There are 40 apartments in the building. Some are for seniors. All units have HUGE windows which make the rooms seem even bigger. The blinds are not installed yet; there will be a filtering roller blind and blackout roller blind.

each room has a kitchenette
each studio apartment has a sitting area, table and chairs, kitchenette, and sleeping nook; plus a really big bathroom. Lots of built-in furniture is cleverly arranged to maximize privacy.


funky modern sliding barn door to each bathroom
There is a single large shared balcony for each floor, facing the rear garden. The landscapers were still mulching and preparing to build the privacy and security fence. This area used to be the loading docks to the former Desjardins IGA / Loeb on Booth

 Cornerstone is a great physical and social asset for the west side neighborhood.

5 thoughts on “Cornerstone Opens

  1. I’m glad to see I am not the only person who thinks a sliding barn door to the bathroom is a great idea!

      1. pocket doors get hidden inside the walls, these doors just slide back and forth on the outside, no hiding 🙂

  2. I was also there, though I had to duck out before the official ceremonies (and before the food was served!).
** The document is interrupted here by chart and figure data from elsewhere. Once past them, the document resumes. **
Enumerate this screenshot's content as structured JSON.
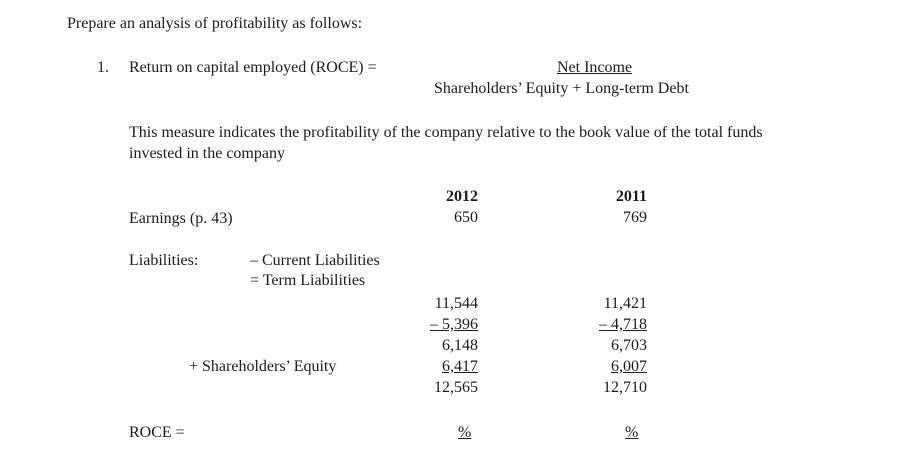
{
  "intro": "Prepare an analysis of profitability as follows:",
  "item": {
    "number": "1.",
    "label": "Return on capital employed (ROCE) =",
    "numerator": "Net Income",
    "denominator": "Shareholders’ Equity + Long-term Debt"
  },
  "description": {
    "line1": "This measure indicates the profitability of the company relative to the book value of the total funds",
    "line2": "invested in the company"
  },
  "columns": {
    "y2012": "2012",
    "y2011": "2011"
  },
  "earnings": {
    "label": "Earnings (p. 43)",
    "v2012": "650",
    "v2011": "769"
  },
  "liabilities": {
    "label": "Liabilities:",
    "minus_current": "– Current Liabilities",
    "eq_term": "= Term Liabilities"
  },
  "calc_2012": [
    "11,544",
    "– 5,396",
    "6,148",
    "6,417",
    "12,565"
  ],
  "calc_2011": [
    "11,421",
    "– 4,718",
    "6,703",
    "6,007",
    "12,710"
  ],
  "equity_label": "+ Shareholders’ Equity",
  "roce": {
    "label": "ROCE =",
    "pct2012": "%",
    "pct2011": "%"
  }
}
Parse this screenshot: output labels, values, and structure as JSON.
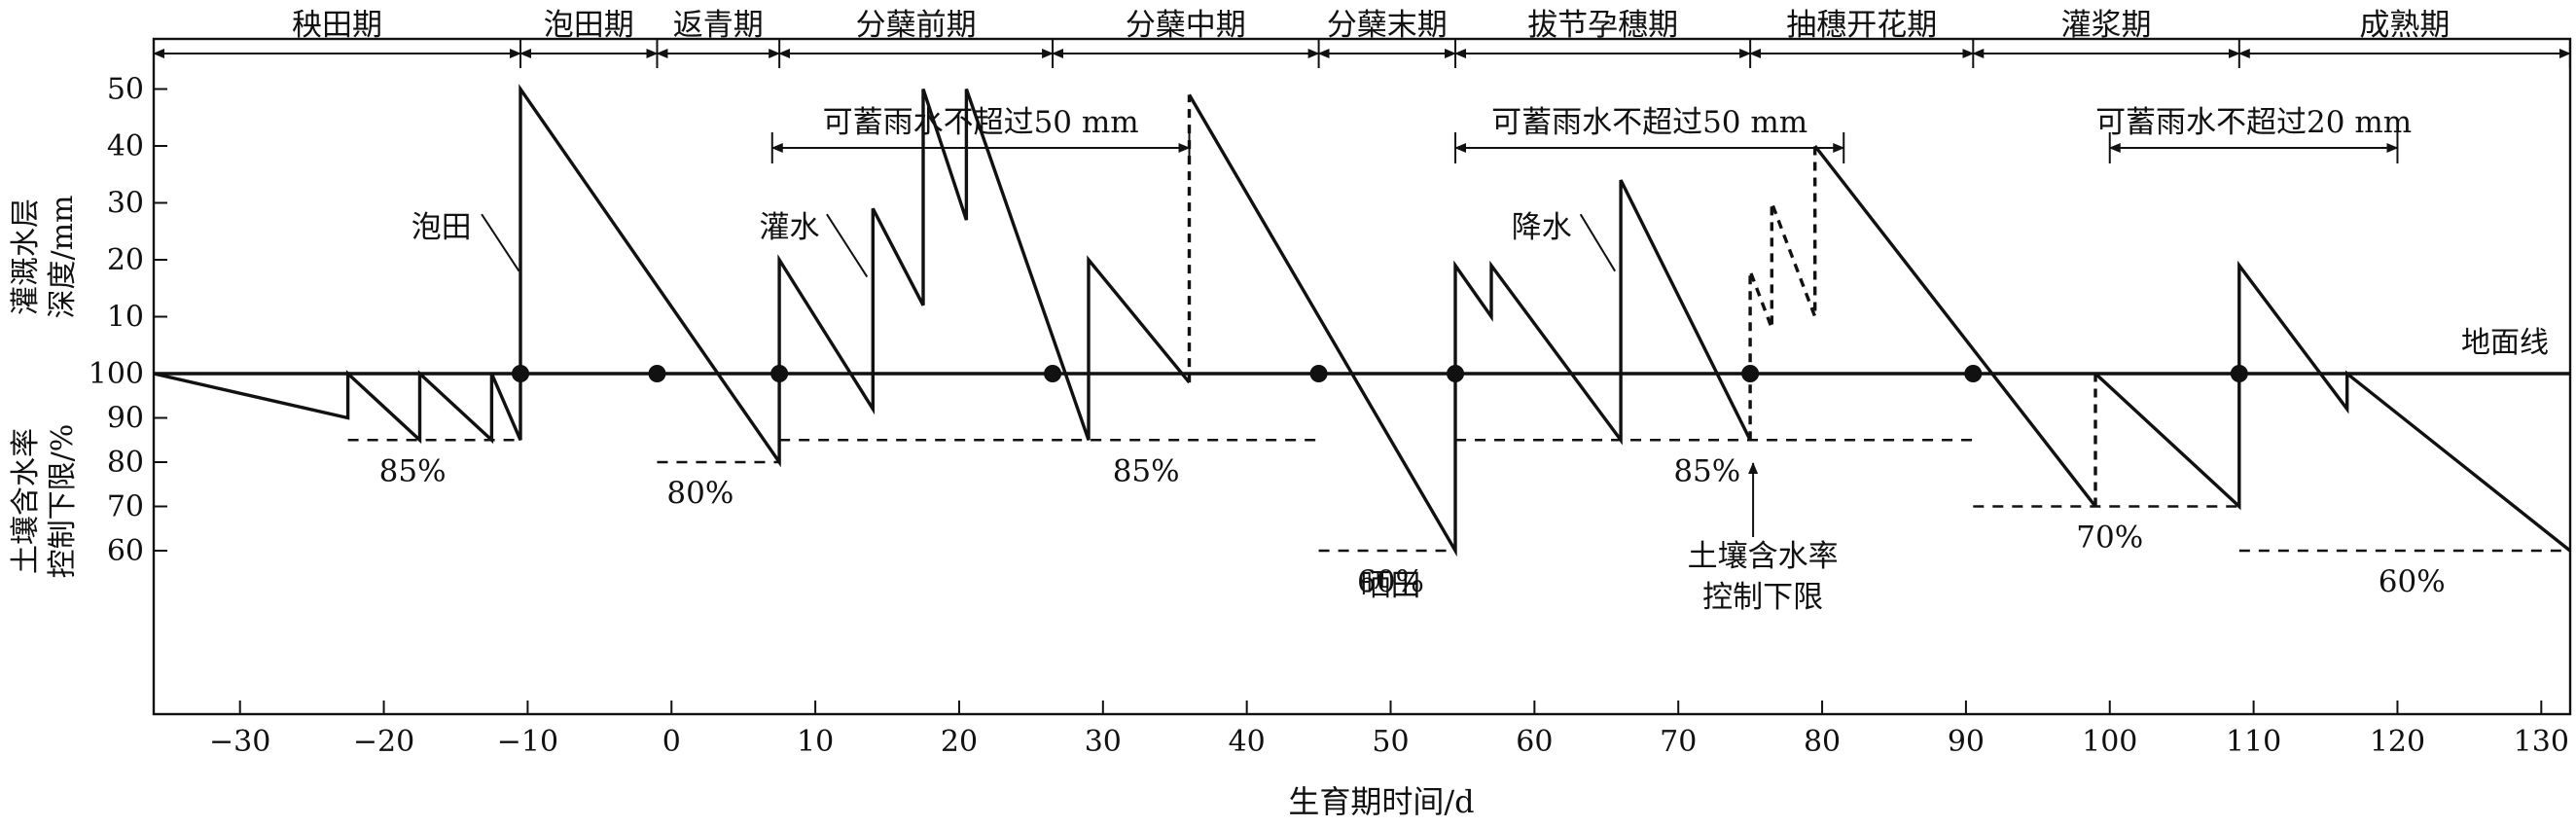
{
  "chart_data": {
    "type": "line",
    "stages": [
      {
        "name": "秧田期",
        "from": -36,
        "to": -10.5
      },
      {
        "name": "泡田期",
        "from": -10.5,
        "to": -1
      },
      {
        "name": "返青期",
        "from": -1,
        "to": 7.5
      },
      {
        "name": "分蘖前期",
        "from": 7.5,
        "to": 26.5
      },
      {
        "name": "分蘖中期",
        "from": 26.5,
        "to": 45
      },
      {
        "name": "分蘖末期",
        "from": 45,
        "to": 54.5
      },
      {
        "name": "拔节孕穗期",
        "from": 54.5,
        "to": 75
      },
      {
        "name": "抽穗开花期",
        "from": 75,
        "to": 90.5
      },
      {
        "name": "灌浆期",
        "from": 90.5,
        "to": 109
      },
      {
        "name": "成熟期",
        "from": 109,
        "to": 132
      }
    ],
    "x_axis": {
      "label": "生育期时间/d",
      "range": [
        -36,
        132
      ],
      "ticks": [
        -30,
        -20,
        -10,
        0,
        10,
        20,
        30,
        40,
        50,
        60,
        70,
        80,
        90,
        100,
        110,
        120,
        130
      ]
    },
    "y_axis_upper": {
      "label_lines": [
        "灌溉水层",
        "深度/mm"
      ],
      "ticks": [
        10,
        20,
        30,
        40,
        50
      ]
    },
    "y_axis_lower": {
      "label_lines": [
        "土壤含水率",
        "控制下限/%"
      ],
      "ticks": [
        100,
        90,
        80,
        70,
        60
      ]
    },
    "ground_line_label": "地面线",
    "series": [
      {
        "points": [
          {
            "x": -36,
            "v": 0
          },
          {
            "x": -22.5,
            "v": -10
          },
          {
            "x": -22.5,
            "v": 0
          },
          {
            "x": -17.5,
            "v": -15
          },
          {
            "x": -17.5,
            "v": 0
          },
          {
            "x": -12.5,
            "v": -15
          },
          {
            "x": -12.5,
            "v": 0
          },
          {
            "x": -10.5,
            "v": -15
          },
          {
            "x": -10.5,
            "v": 50
          },
          {
            "x": 7.5,
            "v": -20
          },
          {
            "x": 7.5,
            "v": 20
          },
          {
            "x": 14,
            "v": -8
          },
          {
            "x": 14,
            "v": 29
          },
          {
            "x": 17.5,
            "v": 12
          },
          {
            "x": 17.5,
            "v": 50
          },
          {
            "x": 20.5,
            "v": 27
          },
          {
            "x": 20.5,
            "v": 50
          },
          {
            "x": 29,
            "v": -15
          },
          {
            "x": 29,
            "v": 20
          },
          {
            "x": 36,
            "v": -2
          }
        ]
      },
      {
        "points": [
          {
            "x": 36,
            "v": 49
          },
          {
            "x": 54.5,
            "v": -40
          },
          {
            "x": 54.5,
            "v": 19
          },
          {
            "x": 57,
            "v": 10
          },
          {
            "x": 57,
            "v": 19
          },
          {
            "x": 66,
            "v": -15
          },
          {
            "x": 66,
            "v": 34
          },
          {
            "x": 75,
            "v": -15
          }
        ]
      },
      {
        "points": [
          {
            "x": 79.5,
            "v": 40
          },
          {
            "x": 99,
            "v": -30
          }
        ]
      },
      {
        "points": [
          {
            "x": 99,
            "v": 0
          },
          {
            "x": 109,
            "v": -30
          },
          {
            "x": 109,
            "v": 19
          },
          {
            "x": 116.5,
            "v": -8
          },
          {
            "x": 116.5,
            "v": 0
          },
          {
            "x": 132,
            "v": -40
          }
        ]
      }
    ],
    "dashed_rises": [
      {
        "points": [
          {
            "x": 36,
            "v": -2
          },
          {
            "x": 36,
            "v": 49
          }
        ]
      },
      {
        "points": [
          {
            "x": 75,
            "v": -15
          },
          {
            "x": 75,
            "v": 18
          },
          {
            "x": 76.5,
            "v": 8
          },
          {
            "x": 76.5,
            "v": 30
          },
          {
            "x": 79.5,
            "v": 10
          },
          {
            "x": 79.5,
            "v": 40
          }
        ]
      },
      {
        "points": [
          {
            "x": 99,
            "v": -30
          },
          {
            "x": 99,
            "v": 0
          }
        ]
      }
    ],
    "stage_boundary_dots": [
      -10.5,
      -1,
      7.5,
      26.5,
      45,
      54.5,
      75,
      90.5,
      109
    ],
    "lower_limits": [
      {
        "label": "85%",
        "v": -15,
        "from": -22.5,
        "to": -10.5,
        "label_x": -18
      },
      {
        "label": "80%",
        "v": -20,
        "from": -1,
        "to": 7.5,
        "label_x": 2
      },
      {
        "label": "85%",
        "v": -15,
        "from": 7.5,
        "to": 45,
        "label_x": 33
      },
      {
        "label": "60%",
        "v": -40,
        "from": 45,
        "to": 54.5,
        "label_x": 50
      },
      {
        "label": "85%",
        "v": -15,
        "from": 54.5,
        "to": 90.5,
        "label_x": 72
      },
      {
        "label": "70%",
        "v": -30,
        "from": 90.5,
        "to": 109,
        "label_x": 100
      },
      {
        "label": "60%",
        "v": -40,
        "from": 109,
        "to": 132,
        "label_x": 121
      }
    ],
    "storage_spans": [
      {
        "label": "可蓄雨水不超过50 mm",
        "from": 7,
        "to": 36,
        "label_x": 21.5
      },
      {
        "label": "可蓄雨水不超过50 mm",
        "from": 54.5,
        "to": 81.5,
        "label_x": 68
      },
      {
        "label": "可蓄雨水不超过20 mm",
        "from": 100,
        "to": 120,
        "label_x": 110
      }
    ],
    "annotations": [
      {
        "label": "泡田",
        "text_x": -16,
        "text_v": 26,
        "pointer": {
          "x1": -13.2,
          "v1": 28,
          "x2": -10.6,
          "v2": 18
        }
      },
      {
        "label": "灌水",
        "text_x": 8.2,
        "text_v": 26,
        "pointer": {
          "x1": 10.8,
          "v1": 28,
          "x2": 13.6,
          "v2": 17
        }
      },
      {
        "label": "降水",
        "text_x": 60.5,
        "text_v": 26,
        "pointer": {
          "x1": 63.2,
          "v1": 28,
          "x2": 65.6,
          "v2": 18
        }
      },
      {
        "label": "晒田",
        "text_x": 50,
        "text_v": -47.5,
        "pointer": null
      }
    ],
    "soil_limit_note": {
      "lines": [
        "土壤含水率",
        "控制下限"
      ],
      "arrow_x": 75.2
    }
  }
}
    I agree it’s an excellent space. Something not mentioned is how the place is designed with accessibility in mind:
    – The stairwells, while mostly functional (and plain) have windows, wide steps and railings the whole way
    – The hallways have handrails
    – Every unit is designed to be accessible, including…
    – The aforementioned washroom barn doors have large handles sticking out on both sides so you don’t need fine motor skills to push them open/closed
    – The showers are open to the ground and have benches inside
    – The sinks are open underneath for those who use wheelchairs

    I think it’s great to have a brand new facility being custom-built for supportive housing, instead of having to retrofit (or make do with) an old, disheveled building. Anthony Leaning did a great job as architect!